Future wars of attrition, as the world has witnessed in Ukraine, point to the need for Collaborative Combat Aircraft (CCAs) or other autonomous drones, a senior U.S. Air Force official suggested on Sept. 6.

The regeneration and replacement capacity of the Air Force in a war of attrition is “absolutely a concern,” Air Force Lt. Gen. Clinton Hinote, the service’s deputy chief of staff for strategy, integration, and requirements, told an Atlantic Council forum.

“As we look and we see where our force design goes in the future, we see an increasing likelihood that the first fait accompli-type maneuver is stalled out,” he said. “Then you get to the what’s next question, and what’s next could be a grinding, lukewarm war around the globe between superpowers that would last for years and not necessarily net a whole lot of gain. That would be bad for both sides. We don’t want that, but it might happen anyway. If it did, we have to think about what we can scale.”

“It seems really difficult to scale some of the more exquisite capabilities,” Hinote said. “I’m going to put at the very top of that our operators. It’s hard to mass produce great operators. That includes not only pilots, but special operators, key operators on the ground, at sea, in space, and scaling that in a war of atrrition is going to be really hard, in addition to the exquisite platforms in all the domains. We’re very unlikely to see that scale.”

“Scaling today certainly looks like some sort of autonomous aircraft using the air littorals,” he said. “There are several manufacturers in the United States, not counting around the globe with our allies and partners, that can produce these things. We would need all of them to go after that. In addition to that, I also think there’s a chance that software can scale. We’re clearly seeing DevOps scaling in ways we’ve never seen before. So, if you put those two together, you might have autonomous flight plus software so that, if the autonomous vehicle is so flexible, every day you have a different autonomous vehicle because you load new software in it. We can probably scale that. If so, then we’ve got to be able to lay the foundations for that, not only the technical foundations, but the doctrinal and the organizational foundations in case we do need to scale that in a modern war of attrition.”

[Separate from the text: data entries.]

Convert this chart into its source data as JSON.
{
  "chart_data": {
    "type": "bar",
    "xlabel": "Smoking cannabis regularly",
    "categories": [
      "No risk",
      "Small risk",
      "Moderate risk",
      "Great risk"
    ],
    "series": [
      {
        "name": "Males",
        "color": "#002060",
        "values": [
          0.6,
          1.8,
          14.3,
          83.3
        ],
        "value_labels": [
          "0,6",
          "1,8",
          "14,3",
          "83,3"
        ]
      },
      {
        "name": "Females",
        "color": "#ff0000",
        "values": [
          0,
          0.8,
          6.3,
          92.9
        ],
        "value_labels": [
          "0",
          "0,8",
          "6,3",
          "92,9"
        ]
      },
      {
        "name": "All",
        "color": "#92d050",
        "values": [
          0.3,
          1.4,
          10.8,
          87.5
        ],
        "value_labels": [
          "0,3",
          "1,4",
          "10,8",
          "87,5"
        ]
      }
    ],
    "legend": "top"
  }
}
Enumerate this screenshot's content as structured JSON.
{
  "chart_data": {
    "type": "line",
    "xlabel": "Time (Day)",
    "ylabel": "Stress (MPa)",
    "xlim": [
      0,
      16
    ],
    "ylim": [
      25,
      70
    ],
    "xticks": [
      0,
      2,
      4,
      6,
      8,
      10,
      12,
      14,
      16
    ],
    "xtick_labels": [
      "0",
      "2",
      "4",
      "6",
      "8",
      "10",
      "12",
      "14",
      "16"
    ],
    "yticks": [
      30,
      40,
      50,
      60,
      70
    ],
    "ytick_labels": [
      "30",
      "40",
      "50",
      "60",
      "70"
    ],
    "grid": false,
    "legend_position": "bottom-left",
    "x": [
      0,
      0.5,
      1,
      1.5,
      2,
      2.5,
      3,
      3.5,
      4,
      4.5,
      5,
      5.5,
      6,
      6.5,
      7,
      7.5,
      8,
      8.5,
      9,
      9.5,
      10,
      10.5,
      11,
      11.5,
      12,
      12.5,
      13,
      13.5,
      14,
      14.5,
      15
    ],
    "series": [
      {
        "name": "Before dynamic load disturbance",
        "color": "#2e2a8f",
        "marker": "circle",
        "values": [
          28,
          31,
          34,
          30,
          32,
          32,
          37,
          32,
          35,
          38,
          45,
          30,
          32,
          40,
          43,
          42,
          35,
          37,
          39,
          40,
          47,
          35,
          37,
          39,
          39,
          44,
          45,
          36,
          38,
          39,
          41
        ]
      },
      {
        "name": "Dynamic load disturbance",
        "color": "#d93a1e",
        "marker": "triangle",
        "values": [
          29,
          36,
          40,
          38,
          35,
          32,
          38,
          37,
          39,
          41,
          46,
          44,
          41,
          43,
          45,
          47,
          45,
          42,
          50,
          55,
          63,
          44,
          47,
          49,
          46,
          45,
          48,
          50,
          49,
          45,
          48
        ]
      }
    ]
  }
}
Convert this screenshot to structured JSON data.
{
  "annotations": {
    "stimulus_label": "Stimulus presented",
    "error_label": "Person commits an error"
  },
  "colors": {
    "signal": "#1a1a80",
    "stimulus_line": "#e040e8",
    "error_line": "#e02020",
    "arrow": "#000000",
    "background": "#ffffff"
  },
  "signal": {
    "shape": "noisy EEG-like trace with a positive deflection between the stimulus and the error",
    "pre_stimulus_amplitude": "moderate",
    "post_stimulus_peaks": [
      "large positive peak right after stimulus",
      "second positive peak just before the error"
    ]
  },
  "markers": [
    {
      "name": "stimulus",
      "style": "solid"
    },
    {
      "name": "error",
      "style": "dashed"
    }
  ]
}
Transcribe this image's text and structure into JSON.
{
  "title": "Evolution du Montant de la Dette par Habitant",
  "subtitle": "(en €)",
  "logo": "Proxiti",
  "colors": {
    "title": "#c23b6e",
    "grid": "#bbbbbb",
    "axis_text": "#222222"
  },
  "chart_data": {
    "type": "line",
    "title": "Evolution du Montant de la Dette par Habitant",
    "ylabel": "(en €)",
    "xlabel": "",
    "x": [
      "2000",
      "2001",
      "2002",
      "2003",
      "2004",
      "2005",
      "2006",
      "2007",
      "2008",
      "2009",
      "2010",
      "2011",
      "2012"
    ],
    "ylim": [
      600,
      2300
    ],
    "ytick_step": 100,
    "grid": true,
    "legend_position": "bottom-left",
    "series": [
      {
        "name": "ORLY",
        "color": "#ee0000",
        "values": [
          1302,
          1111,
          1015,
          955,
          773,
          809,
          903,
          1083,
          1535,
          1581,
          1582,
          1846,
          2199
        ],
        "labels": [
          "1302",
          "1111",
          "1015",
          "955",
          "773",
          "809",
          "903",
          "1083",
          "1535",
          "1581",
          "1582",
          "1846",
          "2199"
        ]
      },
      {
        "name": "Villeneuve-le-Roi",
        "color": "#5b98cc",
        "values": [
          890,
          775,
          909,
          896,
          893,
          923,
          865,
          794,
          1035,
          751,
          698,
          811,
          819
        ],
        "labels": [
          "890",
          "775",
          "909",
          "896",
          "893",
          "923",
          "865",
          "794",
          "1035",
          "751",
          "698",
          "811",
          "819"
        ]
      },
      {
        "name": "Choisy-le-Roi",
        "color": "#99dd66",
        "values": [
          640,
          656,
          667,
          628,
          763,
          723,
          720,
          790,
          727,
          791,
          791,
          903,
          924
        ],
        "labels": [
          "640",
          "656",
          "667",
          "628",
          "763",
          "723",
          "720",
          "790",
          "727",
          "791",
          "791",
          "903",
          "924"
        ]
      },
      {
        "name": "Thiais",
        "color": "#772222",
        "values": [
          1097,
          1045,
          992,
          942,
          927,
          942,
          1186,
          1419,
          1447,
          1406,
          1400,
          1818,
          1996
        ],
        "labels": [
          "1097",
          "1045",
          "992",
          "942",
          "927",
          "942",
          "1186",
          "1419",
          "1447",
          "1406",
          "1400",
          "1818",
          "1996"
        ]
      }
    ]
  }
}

In addition to the doctrinal challenge of the Air Force possibly becoming a service that has mostly unmanned aircraft or a significant number of such platforms, building fewer manned aircraft in favor of high numbers of such autonomous aircraft may face opposition from defense companies.

Air Force Secretary Frank Kendall has said that his top technology priority is “autonomous behaviors and artificial intelligence decision support,” and he has suggested that the Next Generation Air Dominance (NGAD) manned fighter could serve as a play caller for autonomous CCAs (Defense Daily, Aug. 11).

For CCA, the Air Force may glean lessons learned from other manned-unmanned teaming efforts, such as the Skyborg Vanguard program, and may take a step toward equipping fighter squadrons with some initial stage CCAs in next year’s fiscal 2024 budget request.

The Air Force has been developing an acquisition strategy and timeline for CCA, up to five of which may be employed by each “quarterback,” manned NGAD fighter, which Kendall recently said has entered the engineering and manufacturing development stage. Air Force acquisition chief Andrew Hunter has said that he envisions more than one supplier of CCA, rather than a “winner take all strategy.”

The Air Force’s Skyborg Vanguard program has yet to transition to production, but the service has said that the Kratos [KTOS] XQ-58 Valkyrie is an example of what Skyborg drones may look like.

Other drones, such as Boeing‘s [BA] Airpower Teaming System (ATS) under development as the MQ-28 Ghost Bat for the Royal Australian Air Force’s Loyal Wingman project, are also possible CCAs for the U.S. Air Force. ATS is a stealthy, multirole, unmanned aircraft system.

Each of the manned NGAD aircraft may cost “multiple hundreds of millions of dollars,” Kendall has said, while the CCAs operated by the manned NGAD would help lessen the program’s cost. Because of the extended range and mission payloads needed for CCAs, however, the latter would be significantly more expensive than other drones and would have about half the unit cost of the manned NGAD.